0
$\begingroup$

I am new to Dirichlet regression, but I am trying to understand why model outputs are potentially different when I use two different R packages, and how I could interpret the slope and intercept provided by Dirichlet regressions!

Following the article from Douma and Weedon (here ) I have seen that when you are using Dirichlet regression, one proportion is used as a reference. For example, having y1,y2, and y3, one of those would be used as a reference level.

I was initially using the brms R package, but I wanted to compare the output to the DirichletReg R package. Both models can provide similar output.

But I have seen that the R package DirichetReg can potentially provide you a coefficient (and intercept) for each proportion used (if you are running an analysis with 3 proportions, you will get three slopes and intercept) - which might be useful. Not most people are used to Dirichlet, and I guess they would like to see for example how y1,y2, and y3 are affected by your different covariates. For that, you need to specify model = "common" (which is by default the implementation in the function DirichetReg()). In the original article, the author wrote The parametrization of model is determined by model which can be "common"(i.e., all α parameters are modeled independently) or "alternative" (i.e., means and precision are modeled).' But then I am not sure to understand fully his section 2.2.1 and how to implement this in R...

Based on this I want to know,

  • which method is mostly used? the one with a slope/intercept for each proportion (y1,y2 and y3) or the one when you have only y2, and y3 (because y1 would be used as the reference)?
  • how can I interpret the coefficient from the common vs alternative approach? The significance would remain the same (eg my covariate x is not significant in both approaches), but the slopes are different, in one case (eg common) it can be positive whereas in the other case (eg alternative) it can be negative. What does it mean?
  • more broadly, how should we interpret the coefficient? In the article from Douma and Weedon, it seems that you first determine the significance of your covariates (eg check the p-values), but if you want to determine if the effect is positive or negative, you need to make a prediction. Am I right? (also, here the interpretation I have found is about the 'common' approach)
  • Lastly, how can I get the coefficient values with brms for all different proportions included as a response (where I could get for example a slope and intercept, even for the proportion used as a reference, similarly to DirichetReg(model = 'common'))?

thank you!

Here is a small code with the different approaches

library(brms)
library(rstan)
library(dplyr)
bind <- function(...) cbind(...)

N <- 20
df <- data.frame(
  y1 = rbinom(N, 10, 0.5), y2 = rbinom(N, 10, 0.7), 
  y3 = rbinom(N, 10, 0.9), x = rnorm(N), x2 = rnorm(N)
) %>%
  mutate(
    size = y1 + y2 + y3,
    y1 = y1 / size,
    y2 = y2 / size,
    y3 = y3 / size
  )
df$y <- with(df, cbind(y1, y2, y3))

make_stancode(bind(y1, y2, y3) ~ x+x2, df, dirichlet())
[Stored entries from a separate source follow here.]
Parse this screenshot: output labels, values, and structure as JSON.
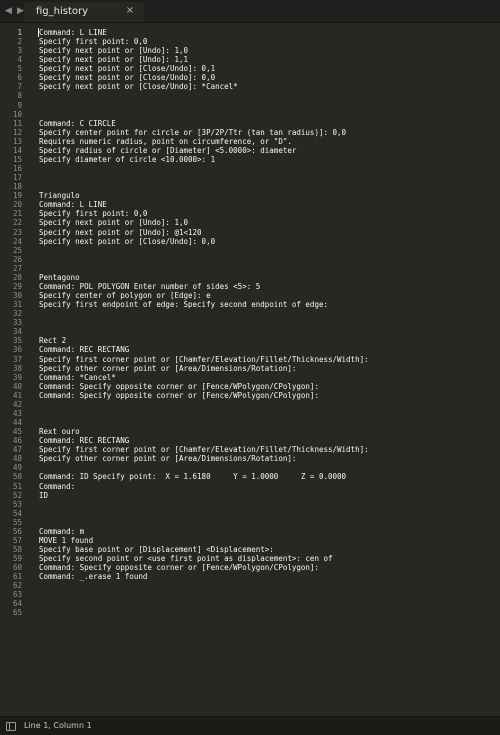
{
  "tab": {
    "title": "fig_history",
    "close_glyph": "×"
  },
  "nav": {
    "back_glyph": "◀",
    "forward_glyph": "▶"
  },
  "editor": {
    "active_line": 1,
    "lines": [
      "Command: L LINE",
      "Specify first point: 0,0",
      "Specify next point or [Undo]: 1,0",
      "Specify next point or [Undo]: 1,1",
      "Specify next point or [Close/Undo]: 0,1",
      "Specify next point or [Close/Undo]: 0,0",
      "Specify next point or [Close/Undo]: *Cancel*",
      "",
      "",
      "",
      "Command: C CIRCLE",
      "Specify center point for circle or [3P/2P/Ttr (tan tan radius)]: 0,0",
      "Requires numeric radius, point on circumference, or \"D\".",
      "Specify radius of circle or [Diameter] <5.0000>: diameter",
      "Specify diameter of circle <10.0000>: 1",
      "",
      "",
      "",
      "Triangulo",
      "Command: L LINE",
      "Specify first point: 0,0",
      "Specify next point or [Undo]: 1,0",
      "Specify next point or [Undo]: @1<120",
      "Specify next point or [Close/Undo]: 0,0",
      "",
      "",
      "",
      "Pentagono",
      "Command: POL POLYGON Enter number of sides <5>: 5",
      "Specify center of polygon or [Edge]: e",
      "Specify first endpoint of edge: Specify second endpoint of edge:",
      "",
      "",
      "",
      "Rect 2",
      "Command: REC RECTANG",
      "Specify first corner point or [Chamfer/Elevation/Fillet/Thickness/Width]:",
      "Specify other corner point or [Area/Dimensions/Rotation]:",
      "Command: *Cancel*",
      "Command: Specify opposite corner or [Fence/WPolygon/CPolygon]:",
      "Command: Specify opposite corner or [Fence/WPolygon/CPolygon]:",
      "",
      "",
      "",
      "Rext ouro",
      "Command: REC RECTANG",
      "Specify first corner point or [Chamfer/Elevation/Fillet/Thickness/Width]:",
      "Specify other corner point or [Area/Dimensions/Rotation]:",
      "",
      "Command: ID Specify point:  X = 1.6180     Y = 1.0000     Z = 0.0000",
      "Command:",
      "ID",
      "",
      "",
      "",
      "Command: m",
      "MOVE 1 found",
      "Specify base point or [Displacement] <Displacement>:",
      "Specify second point or <use first point as displacement>: cen of",
      "Command: Specify opposite corner or [Fence/WPolygon/CPolygon]:",
      "Command: _.erase 1 found",
      "",
      "",
      "",
      ""
    ]
  },
  "status": {
    "position_text": "Line 1, Column 1"
  },
  "colors": {
    "background": "#272822",
    "text": "#f8f8f2",
    "line_number": "#8f908a"
  }
}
fit <- brm(bind(y1, y2, y3) ~ x+x2, df, dirichlet())
summary(fit)

#test with DirichReg function
library(DirichletReg)
Edat=DR_data(df[,c('y1', 'y2', 'y3')])
out.freq.diri=DirichReg(Edat~ x+x2, df, 'alternative')
summary(out.freq.diri)
#common approach, provide slope, intercept for the three y
out.freq.diri.option2=DirichReg(Edat~ x+x2, df)
summary(out.freq.diri.option2)
$\endgroup$

0